Gillette, Wyo., to Chamberlain, S.D.

We got a late start (again), so this will be a short post.

Heading east from Gillette, Wyo., we left the Far West behind and entered the Great Plains. It’s still spring, so the grasslands were brilliant green. As we entered the Black Hills of South Dakota, we saw how they got their name: in contrast to the grasslands, the hills covered with conifers appear black.

The Black Hills of South Dakota as seen across the grasslands

Carol asked a pleasant man at the visitor center just over the South Dakota border if there was anything we should see. He recommended the auto tour route through Badlands National Park. The more popular viewpoints were pretty crowded, with many overweight tourists. We decided to hike part of the Castle Trail. Within a half mile from the trailhead parking lot, there were no other people. It took an hour to go two miles, because I kept stopping to take photos of flowers (Plains Pricklypear, Sego Lily, several flowers in the legume family, etc.) and birds (Rock Wren, Say’s Phoebe, Red-winged Blackbird, etc.) and even a few photos of the dramatic landscape.
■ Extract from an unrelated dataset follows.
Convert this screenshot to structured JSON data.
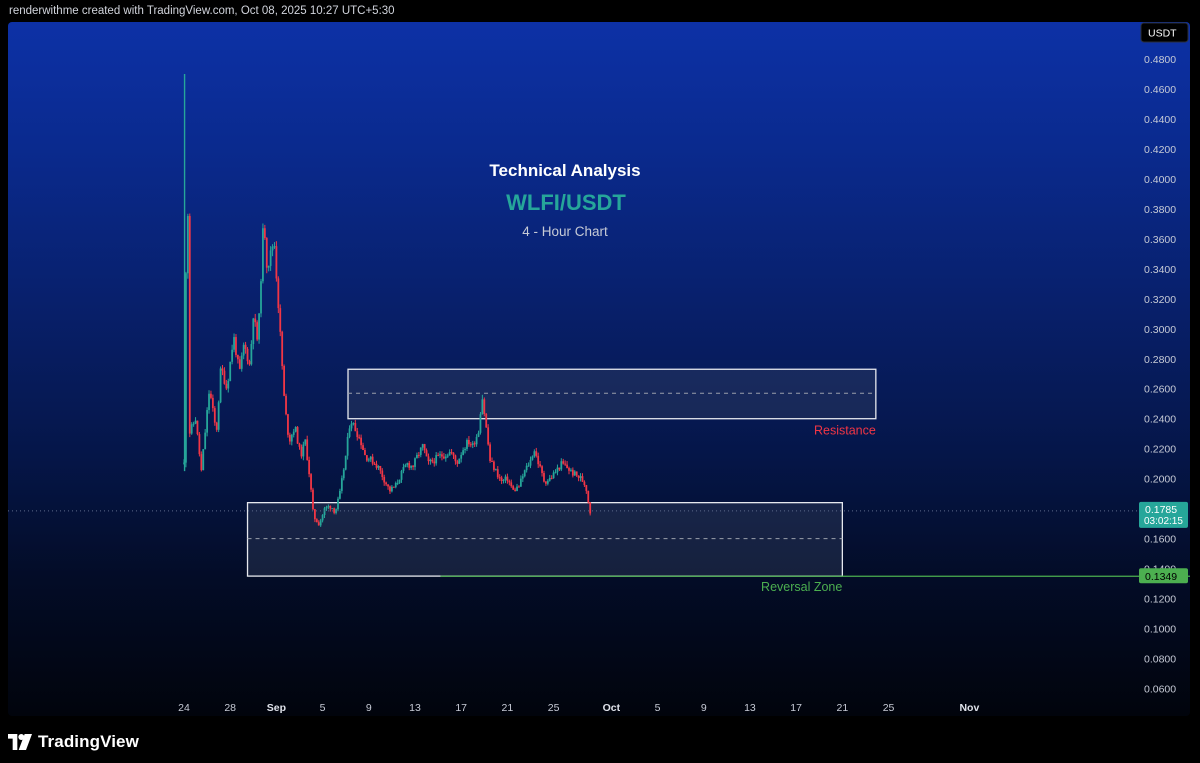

Along Castle Trail, Badlands National Park

By the time we got to the Saddle Pass Trail, the sky was looking pretty dark. Lightning flashed in the distance.

Dark clouds from Saddle Pass

We headed back as quickly as we could; the return trip took a little less than half an hour. A few drops of rain starting falling as we got into our car.

Light rain continued most of the way from Badlands National Park to Chamberlain, S.D. And right now, the rain is coming down in buckets, pounding on the roof of the motel. “We got here just in time,” Carol just said. “It would not have been fun driving in that.”